The rotator interval (RI) is a triangular space of the anterosuperior shoulder between the supraspinatus (SS) and subscapularis (SSc) tendons, containing both the coracohumeral ligament (CHL) and the superior glenohumeral ligament (SGHL) (Figs. 6-1 and 6-2). Although injuries to the RI capsule have been associated with increased glenohumeral translation and subsequent instability,^1,2 its contribution to overall shoulder stability remains under debate. Several reports have suggested that RI capsular structures contribute to stability by resisting inferior and posterior glenohumeral translation^3–6 and/or maintaining negative intraarticular pressure,⁷ whereas others have shown that surgical imbrication of the RI augments surgical correction of multidirectional and posterior instability.^3,4,6,8–12 Previously, RI closure was commonly performed via open surgical techniques; however, recent all-arthroscopic techniques for RI closure have been described.^13,14

Figure 6-1 The rotator interval (RI) is a triangular structure between the supraspinatus (SS) and subscapularis (SSc) and contains the long head of the biceps (LHB) tendon, the superior glenohumeral ligament (SGHL), the coracohumeral ligament (CHL), and a thin layer of capsule demonstrated in the sagittal oblique orientation.

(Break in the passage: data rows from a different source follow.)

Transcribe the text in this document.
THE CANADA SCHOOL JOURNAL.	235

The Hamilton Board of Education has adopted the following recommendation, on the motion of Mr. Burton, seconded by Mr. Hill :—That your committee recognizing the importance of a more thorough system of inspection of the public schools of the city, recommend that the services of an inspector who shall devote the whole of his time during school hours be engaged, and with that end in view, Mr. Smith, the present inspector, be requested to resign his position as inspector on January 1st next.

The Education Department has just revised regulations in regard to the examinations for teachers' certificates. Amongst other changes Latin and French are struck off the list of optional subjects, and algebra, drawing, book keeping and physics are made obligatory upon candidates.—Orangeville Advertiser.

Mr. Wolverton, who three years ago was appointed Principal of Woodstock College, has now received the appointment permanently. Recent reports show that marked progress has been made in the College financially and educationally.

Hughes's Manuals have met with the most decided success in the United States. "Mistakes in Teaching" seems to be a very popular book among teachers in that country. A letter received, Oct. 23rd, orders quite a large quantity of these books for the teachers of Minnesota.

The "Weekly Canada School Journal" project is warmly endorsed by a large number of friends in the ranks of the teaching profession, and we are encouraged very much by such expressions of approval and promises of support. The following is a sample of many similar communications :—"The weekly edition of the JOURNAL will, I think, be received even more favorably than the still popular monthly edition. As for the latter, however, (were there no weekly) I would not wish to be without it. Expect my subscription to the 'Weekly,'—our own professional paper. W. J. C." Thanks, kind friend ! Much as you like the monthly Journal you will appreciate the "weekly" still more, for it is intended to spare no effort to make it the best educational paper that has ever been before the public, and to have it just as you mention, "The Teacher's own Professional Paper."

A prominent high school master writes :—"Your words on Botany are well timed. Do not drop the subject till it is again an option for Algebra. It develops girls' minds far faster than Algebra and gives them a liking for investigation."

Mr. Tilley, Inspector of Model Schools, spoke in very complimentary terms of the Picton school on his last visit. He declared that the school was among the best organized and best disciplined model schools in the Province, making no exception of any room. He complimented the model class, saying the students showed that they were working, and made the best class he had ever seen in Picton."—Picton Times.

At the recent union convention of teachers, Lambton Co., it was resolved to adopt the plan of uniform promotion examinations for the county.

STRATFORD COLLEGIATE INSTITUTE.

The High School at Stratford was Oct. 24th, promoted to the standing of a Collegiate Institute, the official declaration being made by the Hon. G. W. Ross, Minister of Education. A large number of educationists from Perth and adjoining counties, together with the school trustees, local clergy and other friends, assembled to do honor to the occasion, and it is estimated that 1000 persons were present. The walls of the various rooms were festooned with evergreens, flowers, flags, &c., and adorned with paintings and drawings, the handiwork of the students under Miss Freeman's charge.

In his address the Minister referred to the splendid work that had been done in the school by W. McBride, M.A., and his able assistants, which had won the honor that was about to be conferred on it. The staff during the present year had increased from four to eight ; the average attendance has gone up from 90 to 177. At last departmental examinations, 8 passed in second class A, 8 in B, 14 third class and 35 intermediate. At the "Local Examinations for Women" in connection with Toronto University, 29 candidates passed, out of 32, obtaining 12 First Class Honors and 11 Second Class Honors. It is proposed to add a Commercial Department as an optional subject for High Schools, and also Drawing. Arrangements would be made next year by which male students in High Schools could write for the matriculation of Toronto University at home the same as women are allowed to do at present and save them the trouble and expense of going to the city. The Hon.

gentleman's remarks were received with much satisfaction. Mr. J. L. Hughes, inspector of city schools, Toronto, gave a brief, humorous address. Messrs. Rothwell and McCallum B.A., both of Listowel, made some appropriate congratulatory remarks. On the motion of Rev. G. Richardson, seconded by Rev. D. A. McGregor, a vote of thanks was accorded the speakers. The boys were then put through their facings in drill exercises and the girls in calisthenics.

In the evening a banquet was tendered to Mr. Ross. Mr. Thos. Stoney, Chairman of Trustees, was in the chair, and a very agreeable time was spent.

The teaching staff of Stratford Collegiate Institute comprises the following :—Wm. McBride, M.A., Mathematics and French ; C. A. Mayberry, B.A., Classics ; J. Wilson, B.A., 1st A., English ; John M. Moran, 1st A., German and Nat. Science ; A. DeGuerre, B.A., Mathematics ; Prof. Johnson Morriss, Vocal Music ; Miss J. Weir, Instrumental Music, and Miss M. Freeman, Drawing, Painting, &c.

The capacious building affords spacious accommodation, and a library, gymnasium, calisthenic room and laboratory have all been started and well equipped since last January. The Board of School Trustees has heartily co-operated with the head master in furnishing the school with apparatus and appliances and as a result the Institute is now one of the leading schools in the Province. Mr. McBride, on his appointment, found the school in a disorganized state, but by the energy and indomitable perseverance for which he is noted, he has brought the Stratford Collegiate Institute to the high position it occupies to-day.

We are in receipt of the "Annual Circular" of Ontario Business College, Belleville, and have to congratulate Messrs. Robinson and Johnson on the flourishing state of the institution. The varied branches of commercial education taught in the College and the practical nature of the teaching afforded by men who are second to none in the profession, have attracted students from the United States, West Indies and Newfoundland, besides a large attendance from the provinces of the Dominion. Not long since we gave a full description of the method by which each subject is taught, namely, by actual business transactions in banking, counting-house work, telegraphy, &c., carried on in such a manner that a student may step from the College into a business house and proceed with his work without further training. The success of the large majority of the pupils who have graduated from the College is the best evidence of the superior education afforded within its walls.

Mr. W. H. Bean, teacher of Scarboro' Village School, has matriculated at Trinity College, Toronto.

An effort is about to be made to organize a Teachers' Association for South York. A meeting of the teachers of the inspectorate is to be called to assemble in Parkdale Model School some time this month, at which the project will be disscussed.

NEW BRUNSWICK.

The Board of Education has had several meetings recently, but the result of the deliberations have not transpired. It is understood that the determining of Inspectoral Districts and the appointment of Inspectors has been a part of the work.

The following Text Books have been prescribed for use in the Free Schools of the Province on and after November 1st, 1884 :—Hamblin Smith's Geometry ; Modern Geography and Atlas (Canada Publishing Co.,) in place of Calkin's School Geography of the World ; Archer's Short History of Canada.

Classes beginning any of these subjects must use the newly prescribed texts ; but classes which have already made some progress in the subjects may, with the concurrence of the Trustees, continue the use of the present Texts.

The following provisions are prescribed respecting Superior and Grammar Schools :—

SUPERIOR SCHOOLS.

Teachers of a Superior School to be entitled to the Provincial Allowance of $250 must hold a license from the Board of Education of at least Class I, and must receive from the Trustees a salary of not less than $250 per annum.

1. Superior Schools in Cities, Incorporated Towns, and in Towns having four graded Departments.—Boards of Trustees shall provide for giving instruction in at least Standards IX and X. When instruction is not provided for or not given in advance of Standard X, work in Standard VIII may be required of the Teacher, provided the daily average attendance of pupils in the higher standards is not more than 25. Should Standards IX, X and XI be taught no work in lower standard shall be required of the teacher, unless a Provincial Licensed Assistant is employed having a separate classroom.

Figure 6-2 A, Coronal view of the rotator interval (RI) demonstrating the supraspinatus (SS), subscapularis (SSc), long head of the biceps (LHB tendon), superior glenohumeral ligament (SGHL), coracohumeral ligament (CHL), and capsule. B, A cadaveric image outlining the CHL, which originates at the base of the coracoid process and inserts on the lesser tuberosity of the humerus.

The debate regarding RI closure is centered around the “circle concept” of the shoulder,¹⁵ which states that if the humerus is posteriorly subluxed, there must be an opposite and obligate injury to the anterior superior structures of the glenohumeral joint (the RI). However, several studies have refuted the circle concept theory,¹⁶ indicating no injury to the RI after posterior dislocation.

In addition, the premise of an open RI closure is not the same concept as an arthroscopic RI closure.3,14,17 As described by Harryman,³ open RI closure consistently imbricates the CHL from medial to lateral, which adequately restores inferior and posterior stability of the shoulder; however, this occurs at the expense of significant (30- to 40-degree) losses of external rotation (ER) at the side (Fig. 6-3). All-arthroscopic techniques have evolved to address the RI; however, the arthroscopic closure is fundamentally different from the open closure in direction of closure (arthroscopic: superior to inferior; open: medial to lateral and/or superior to inferior), in addition to differences in tissue imbricated (arthroscopic: RI capsule, SGHL to middle glenohumeral ligament [MGHL]; open: CHL or SS to SSc). Based on biomechanical evidence,^{12,14,17–19} there are certain indications for an arthroscopic RI closure, including certain cases of anterior instability (in the setting of hyperlaxity) and revision anterior instability (to increase the bumper effect anteriorly), multidirectional instability with laxity and sulcus sign, and possible posterior or anterior instability in the setting of hyperlaxity. The purposes of this chapter are to review the operative indications and surgical technique for arthroscopic RI capsule closure in the setting of glenohumeral instability.

Figure 6-3 The coracohumeral ligament (CHL) is sectioned (A) and then imbricated by 1 cm (B), as was demonstrated by Harryman ³ in an open rotator interval closure that shortened the CHL to improve inferior and posterior stability of the shoulder. This technique resulted in significant (30- to 45-degree) losses of external rotation at the side.